Man könnte diese ganze Geschichte nun als Anekdote am Rande fallen lassen, wenn sie nicht im Rahmen der Kommunismusdebatte die ganze Welt berühren würde.  Kommen wir nochmal zum ersten Artikel der Welt zurück:

In der „Deutschen Ideologie“ beschreibt Marx hingegen den Kommunismus wie das Leben eines heutigen Bahnvorstands, für den „die Gesellschaft die allgemeine Produktion regelt und mir eben dadurch möglich macht, heute dies, morgen jenes zu tun, morgens zu jagen, nachmittags zu fischen, abends Viehzucht zu treiben, nach dem Essen zu kritisieren, wie ich gerade Lust habe“

Der Marxist (wir wollen ihn mal mangels Alternativen so nennen) will Vorstand werden – und verspricht allen, die ihm folgen, das sie ebenfalls Vorstand werden, während andere („die Gesellschaft“) für ihren Unterhalt sorgt. Nehme ich das ernst, so muß ich sagen: wir leben überraschenderweise in einer marxistischen Gesellschaft, das Proletariat trägt „Hugo Boss“, kriegt fette Boni und diktiert der Welt seine Bedingungen.

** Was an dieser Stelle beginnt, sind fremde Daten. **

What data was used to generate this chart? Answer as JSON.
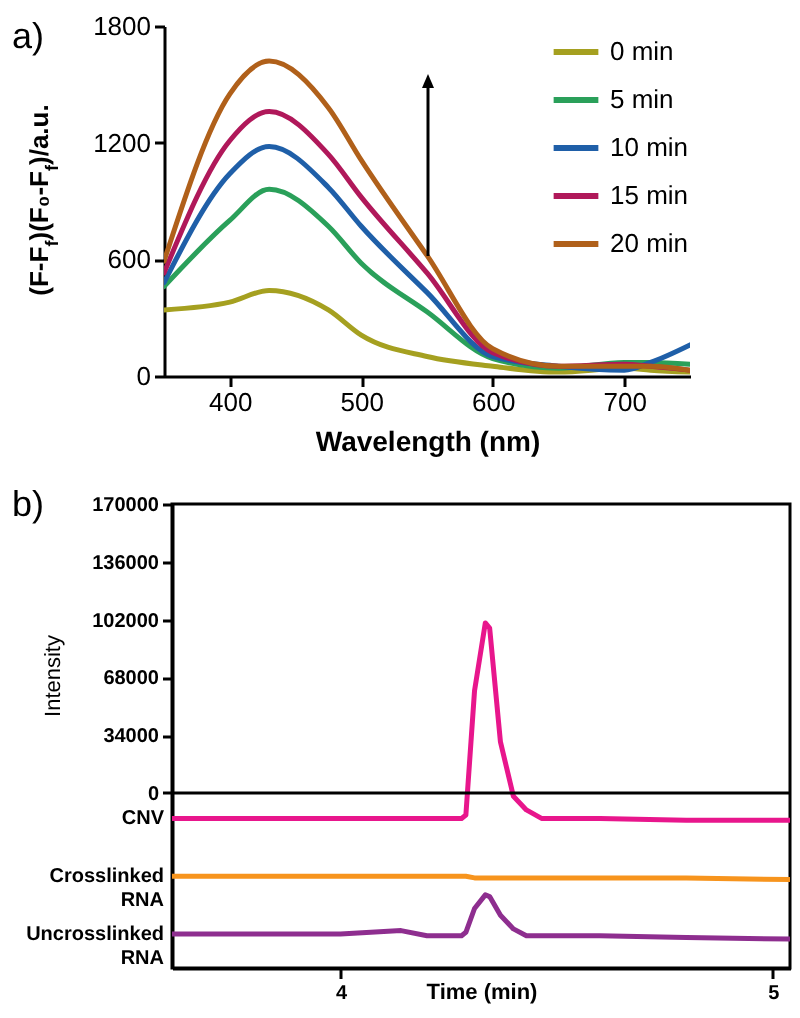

Der Autor der Welt macht es sich sehr einfach:

Nichts ist also blöder als die übliche Marx-Apologie, er habe eine gute Idee gehabt, die leider in der Wirklichkeit nicht funktioniere. Marx hatte gar keine Idee vom Kommunismus. Er war stolz darauf, den Genossen die utopischen Flausen ausgetrieben zu haben. Dass der Kommunismus als Alternative zur Leistungs- und Eigentumsgesellschaft jederzeit – im Kloster, im Kibbuz oder in der Kommune – machbar ist, interessierte ihn so wenig wie Linkspartei-Chefin Gesine Lötzsch, die über „Wege zum Kommunismus“ sinniert, ohne daran zu denken, einen dieser Wege selbst auszuprobieren.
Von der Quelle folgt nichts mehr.